Sfortunato al concorso, l’atto unico ebbe però successo di pubblico e di critica la sera del 31 maggio 1884 al Teatro Dal Verme. Per la successiva rappresentazione a Torino l’editore Ricordi suggerì di rielaborare il lavoro e così, con il titolo italianizzato e in due atti, Le Villi andò in scena al Teatro Regio il 26 dicembre 1884. Furono anche aggiunti tre numeri musicali: la romanza di Anna («Se come voi piccina io fossi») nel primo atto, nel secondo la scena drammatica del tenore («Ecco la casa… Dio, che orrenda notte») e l’intermezzo sinfonico “L’abbandono”. Nel gennaio 1885, durante le repliche alla Scala l’autore aggiunse la romanza di Roberto («Torna ai felici dì»), che da allora è il pezzo più conosciuto dell’opera.

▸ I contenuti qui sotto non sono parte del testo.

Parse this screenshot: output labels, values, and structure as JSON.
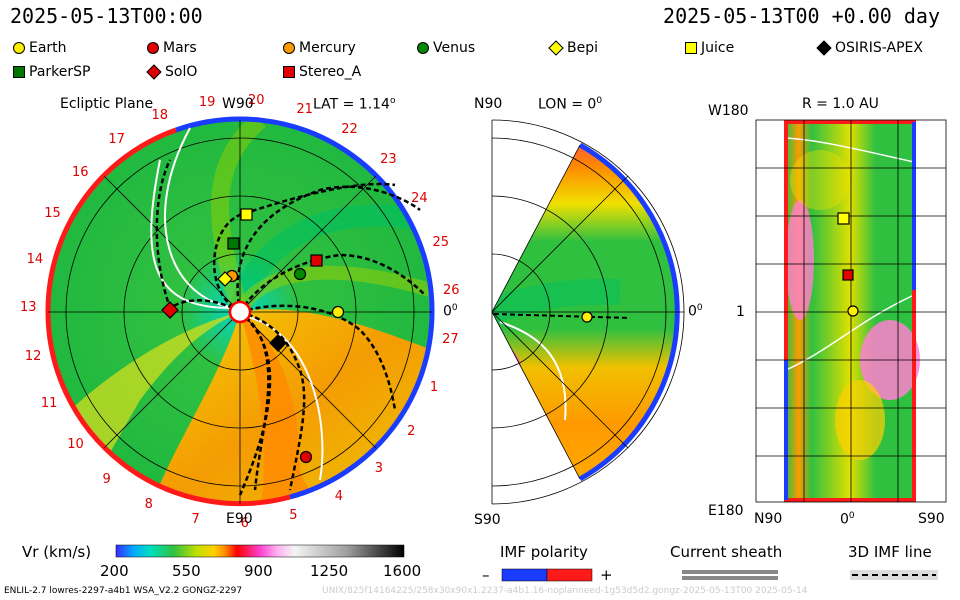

Centoquarant’anni dopo, Le Villi ritorna dunque sulle scene del teatro che in questa stagione ha più investito per celebrare il compositore di Lucca, con ben sette titoli operistici su tredici. Alla guida dell’orchestra del teatro c’è Riccardo Frizza che deve tenere in equilibrio il melodismo e il sinfonismo, elementi entrambi presenti. E sappiamo quanto il “problema del sinfonismo” fosse critico per chi scriveva musica in quegli anni, con l’accusa di wagnerismo appena si concedeva più spazio all’orchestra invece che alle voci dei cantanti. In poco più di un’ora, l’opera vive di atmosfere differenti: dal suadente Preludio al tono festoso del fidanzamento, alla malinconia tesa di fremiti dell’addio dei due giovani nel primo atto, tutto è reso col giusto colore e l’efficace colore orchestrale. Ancora più vario il secondo atto dopo i due intermezzi sinfonici che dipingono prima “L’abbandono” e poi “La tregenda” in cui una voce recitante racconta della leggenda delle fidanzate morte e assetate di vendetta a cui segue la scena del padre Guglielmo che piange la perdita della figlia, e subito dopo l’arrivo di Roberto e del suo incontro col fantasma di Anna. Frizza mette in luce la lussureggiante orchestrazione che molto deve alla musica francese – “Massenet italiano” venne definito Puccini – e la teatralità di un finale che diventa una convulsa ridda infernale, una corsa verso la morte.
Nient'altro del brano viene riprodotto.